Stickney edited the 3rd revision of Naval Reciprocating Engines and Auxiliary Machinery, published in 1914 by the U.S. Naval Institute for use as a textbook at the Naval Academy.

Stickney served as a member of the Board of Inspection and Survey in 1918. His last Navy post was as Commander, Pacific Fleet. He retired from the Navy on 21 December 1921. Stickney died on 13 September 1936 and is buried in Section 3 of Arlington National Cemetery.
Appointed Inspector of the Port of Vera Cruz, Mexico on 23 April 1914, Stickney later received the Medal of Honor for his actions at Veracruz on 21–22 April 1914.

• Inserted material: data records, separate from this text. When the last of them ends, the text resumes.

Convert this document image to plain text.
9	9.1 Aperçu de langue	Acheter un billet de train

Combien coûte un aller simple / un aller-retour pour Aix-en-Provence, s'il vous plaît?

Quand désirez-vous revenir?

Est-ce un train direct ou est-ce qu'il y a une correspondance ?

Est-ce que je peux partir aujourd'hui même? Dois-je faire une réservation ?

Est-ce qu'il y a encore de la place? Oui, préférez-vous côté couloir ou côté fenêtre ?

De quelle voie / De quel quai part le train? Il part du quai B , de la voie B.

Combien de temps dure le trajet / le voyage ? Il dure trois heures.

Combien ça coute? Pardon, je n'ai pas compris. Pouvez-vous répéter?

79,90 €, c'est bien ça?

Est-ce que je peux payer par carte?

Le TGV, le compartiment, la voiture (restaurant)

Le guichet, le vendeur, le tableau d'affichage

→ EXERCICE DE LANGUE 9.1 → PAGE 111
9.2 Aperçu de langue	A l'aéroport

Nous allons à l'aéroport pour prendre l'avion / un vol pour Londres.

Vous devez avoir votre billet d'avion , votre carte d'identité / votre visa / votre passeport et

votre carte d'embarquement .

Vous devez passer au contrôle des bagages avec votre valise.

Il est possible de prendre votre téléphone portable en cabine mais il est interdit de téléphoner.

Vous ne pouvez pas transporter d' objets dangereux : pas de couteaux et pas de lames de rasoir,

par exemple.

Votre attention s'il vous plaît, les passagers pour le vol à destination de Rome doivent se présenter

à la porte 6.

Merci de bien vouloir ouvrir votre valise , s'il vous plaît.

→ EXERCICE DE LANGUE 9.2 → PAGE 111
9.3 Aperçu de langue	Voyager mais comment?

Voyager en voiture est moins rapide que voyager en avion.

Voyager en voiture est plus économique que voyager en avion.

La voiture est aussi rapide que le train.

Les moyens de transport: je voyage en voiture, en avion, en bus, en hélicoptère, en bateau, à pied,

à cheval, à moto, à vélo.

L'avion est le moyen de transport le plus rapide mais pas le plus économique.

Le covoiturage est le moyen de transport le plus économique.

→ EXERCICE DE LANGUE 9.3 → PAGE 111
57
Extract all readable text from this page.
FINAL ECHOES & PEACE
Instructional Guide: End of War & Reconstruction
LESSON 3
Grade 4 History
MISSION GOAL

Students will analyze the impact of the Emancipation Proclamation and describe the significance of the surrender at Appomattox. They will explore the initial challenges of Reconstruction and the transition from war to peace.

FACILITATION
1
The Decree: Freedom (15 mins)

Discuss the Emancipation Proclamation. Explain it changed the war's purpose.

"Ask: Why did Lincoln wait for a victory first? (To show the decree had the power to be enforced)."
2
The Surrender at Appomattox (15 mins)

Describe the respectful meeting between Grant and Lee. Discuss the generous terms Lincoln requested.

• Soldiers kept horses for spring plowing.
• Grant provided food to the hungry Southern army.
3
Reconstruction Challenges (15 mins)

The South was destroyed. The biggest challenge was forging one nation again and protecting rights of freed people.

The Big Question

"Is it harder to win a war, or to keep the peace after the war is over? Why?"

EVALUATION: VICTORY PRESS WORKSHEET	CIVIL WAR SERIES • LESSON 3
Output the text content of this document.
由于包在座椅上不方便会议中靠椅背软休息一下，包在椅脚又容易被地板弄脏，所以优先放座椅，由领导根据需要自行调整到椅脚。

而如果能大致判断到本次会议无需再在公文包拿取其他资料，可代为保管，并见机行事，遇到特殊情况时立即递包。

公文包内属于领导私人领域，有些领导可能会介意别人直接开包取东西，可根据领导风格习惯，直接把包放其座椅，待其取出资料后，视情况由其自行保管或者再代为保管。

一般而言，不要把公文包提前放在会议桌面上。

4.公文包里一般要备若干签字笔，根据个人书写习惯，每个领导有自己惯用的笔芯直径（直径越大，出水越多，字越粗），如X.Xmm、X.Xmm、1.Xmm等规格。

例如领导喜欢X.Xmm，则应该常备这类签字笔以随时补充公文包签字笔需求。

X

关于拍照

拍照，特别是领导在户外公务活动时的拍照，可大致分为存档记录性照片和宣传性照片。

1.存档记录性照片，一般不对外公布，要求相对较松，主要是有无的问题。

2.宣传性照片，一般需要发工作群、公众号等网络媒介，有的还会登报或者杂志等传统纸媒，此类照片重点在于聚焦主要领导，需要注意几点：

==Medal of Honor citation==
Citation:

The President of the United States of America, in the name of Congress, takes pleasure in presenting the Medal of Honor to Commander Herman Osman Stickney, United States Navy, for distinguished conduct in battle during the engagements of Vera Cruz, Mexico, 21 and 22 April 1914. Commander Stickney covered the landing of the 21st with the guns of the Prairie, and throughout the attack and occupation, rendered important assistance to our forces on shore with his 3-inch battery.